Cuando ocurrió el ataque aéreo, Mohammed estaba repartiendo comida caliente a sus vecinos ancianos, algo que él y sus amigos venían haciendo desde la última invasión de Israel en Líbano el 1 de octubre.
El ingeniero civil, de 29 años, estaba a unos 5m (16 pies) de distancia de la explosión, que destruyó una casa en su pueblo del sur de Líbano.
Capas de piel se quemaron de su frente y sus mejillas, dejando su cara cruda y rosada. Sus manos estaban chamuscadas. Su abdomen tiene quemaduras de tercer grado. Dos semanas después irradia dolor y trauma, pero quiere contar su historia.
“Todo estaba negro, humo por todas partes”, dice en voz baja. “Pasó alrededor de un minuto. Luego comencé a reconocer lo que me rodeaba. Noté que mis dos amigos aún estaban vivos pero sangrando mucho. Pasaron unos cinco minutos para que la gente nos sacara”.
Mohammed relata los horrores desde su cama en el hospital gubernamental Nabih Berri, que está ubicado en una colina en Nabatieh. Es una de las ciudades más grandes del sur, y a solo 11 km (siete millas) de la frontera con Israel, en línea recta.
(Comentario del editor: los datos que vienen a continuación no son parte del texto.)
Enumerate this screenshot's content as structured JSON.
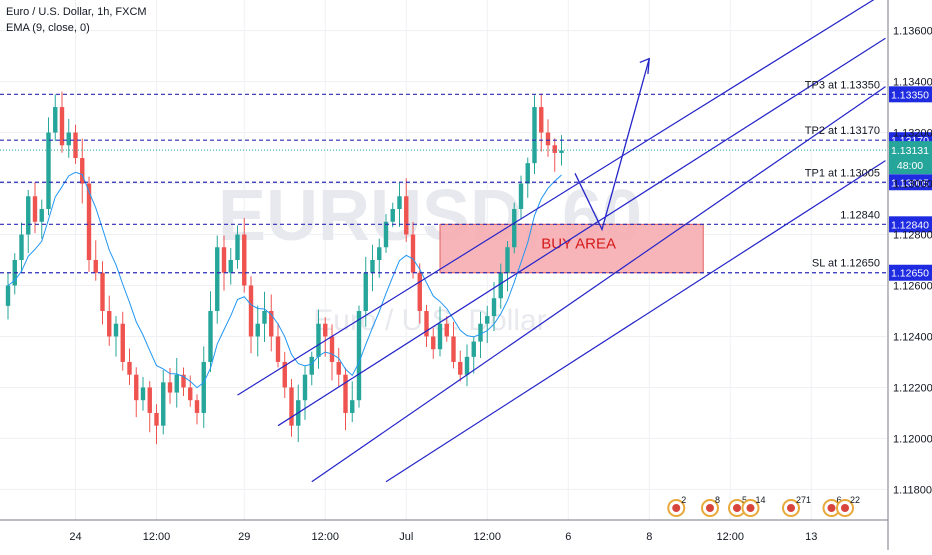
{
  "chart_data": {
    "type": "candlestick",
    "instrument": "Euro / U.S. Dollar, 1h, FXCM",
    "indicator": "EMA (9, close, 0)",
    "watermark": "EURUSD, 60",
    "watermark_sub": "Euro / U.S. Dollar",
    "ylim": [
      1.1168,
      1.1372
    ],
    "y_ticks": [
      "1.13600",
      "1.13400",
      "1.13200",
      "1.13000",
      "1.12800",
      "1.12600",
      "1.12400",
      "1.12200",
      "1.12000",
      "1.11800"
    ],
    "x_ticks": [
      {
        "label": "24",
        "i": 10
      },
      {
        "label": "12:00",
        "i": 22
      },
      {
        "label": "29",
        "i": 35
      },
      {
        "label": "12:00",
        "i": 47
      },
      {
        "label": "Jul",
        "i": 59
      },
      {
        "label": "12:00",
        "i": 71
      },
      {
        "label": "6",
        "i": 83
      },
      {
        "label": "8",
        "i": 95
      },
      {
        "label": "12:00",
        "i": 107
      },
      {
        "label": "13",
        "i": 119
      }
    ],
    "closes": [
      1.126,
      1.127,
      1.128,
      1.1295,
      1.1285,
      1.129,
      1.132,
      1.133,
      1.1315,
      1.132,
      1.131,
      1.13,
      1.127,
      1.1265,
      1.125,
      1.124,
      1.1245,
      1.123,
      1.1225,
      1.1215,
      1.122,
      1.121,
      1.1205,
      1.1222,
      1.1218,
      1.1225,
      1.122,
      1.1215,
      1.121,
      1.123,
      1.125,
      1.1275,
      1.1265,
      1.127,
      1.128,
      1.126,
      1.124,
      1.1245,
      1.125,
      1.124,
      1.123,
      1.122,
      1.1205,
      1.1215,
      1.1225,
      1.1232,
      1.1245,
      1.124,
      1.123,
      1.1225,
      1.121,
      1.1215,
      1.125,
      1.1265,
      1.127,
      1.1275,
      1.1285,
      1.129,
      1.1295,
      1.128,
      1.1265,
      1.125,
      1.124,
      1.1235,
      1.1245,
      1.124,
      1.123,
      1.1225,
      1.1232,
      1.1238,
      1.1245,
      1.1248,
      1.1255,
      1.1265,
      1.1275,
      1.129,
      1.13,
      1.1308,
      1.133,
      1.132,
      1.1315,
      1.1312,
      1.1313
    ],
    "hlines": [
      {
        "label": "TP3 at 1.13350",
        "value": 1.1335,
        "tag": "1.13350"
      },
      {
        "label": "TP2 at 1.13170",
        "value": 1.1317,
        "tag": "1.13170"
      },
      {
        "label": "TP1 at 1.13005",
        "value": 1.13005,
        "tag": "1.13005"
      },
      {
        "label": "1.12840",
        "value": 1.1284,
        "tag": "1.12840"
      },
      {
        "label": "SL at 1.12650",
        "value": 1.1265,
        "tag": "1.12650"
      }
    ],
    "current_price": "1.13131",
    "countdown": "48:00",
    "buy_area": {
      "label": "BUY AREA",
      "top": 1.1284,
      "bottom": 1.1265
    },
    "events": [
      {
        "count": "2",
        "i": 99
      },
      {
        "count": "8",
        "i": 104
      },
      {
        "count": "5",
        "i": 108
      },
      {
        "count": "14",
        "i": 110
      },
      {
        "count": "271",
        "i": 116
      },
      {
        "count": "6",
        "i": 122
      },
      {
        "count": "22",
        "i": 124
      }
    ],
    "colors": {
      "up": "#26a69a",
      "down": "#ef5350",
      "ema": "#2196f3",
      "channel": "#2424c9",
      "buy_area": "#f7a8ad",
      "tag": "#1e2be0"
    }
  }
}
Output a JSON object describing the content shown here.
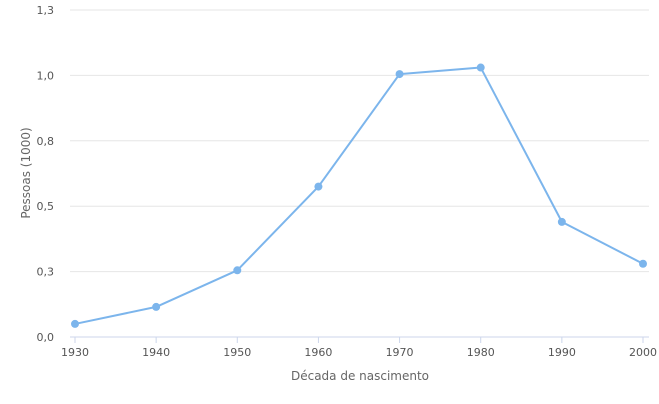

Antes de la guerra, albergaba a unas 80,000 personas.
Mohammed dice que no hubo advertencia antes del ataque, “para nada, ni para nosotros, ni para nuestros vecinos, ni para la persona dentro de la casa que fue alcanzada”.
Esa persona era un policía, dice, que murió en el ataque.
“No somos militares”, dice, “no somos terroristas. ¿Por qué nos están golpeando? Las áreas que están siendo golpeadas son todas áreas civiles.”
Mohammed regresará a su pueblo, Arab Salim, cuando le den de alta, a pesar de que sigue bajo fuego. “No tengo a dónde ir”, dice. “Si pudiera, me iría. No hay lugar”.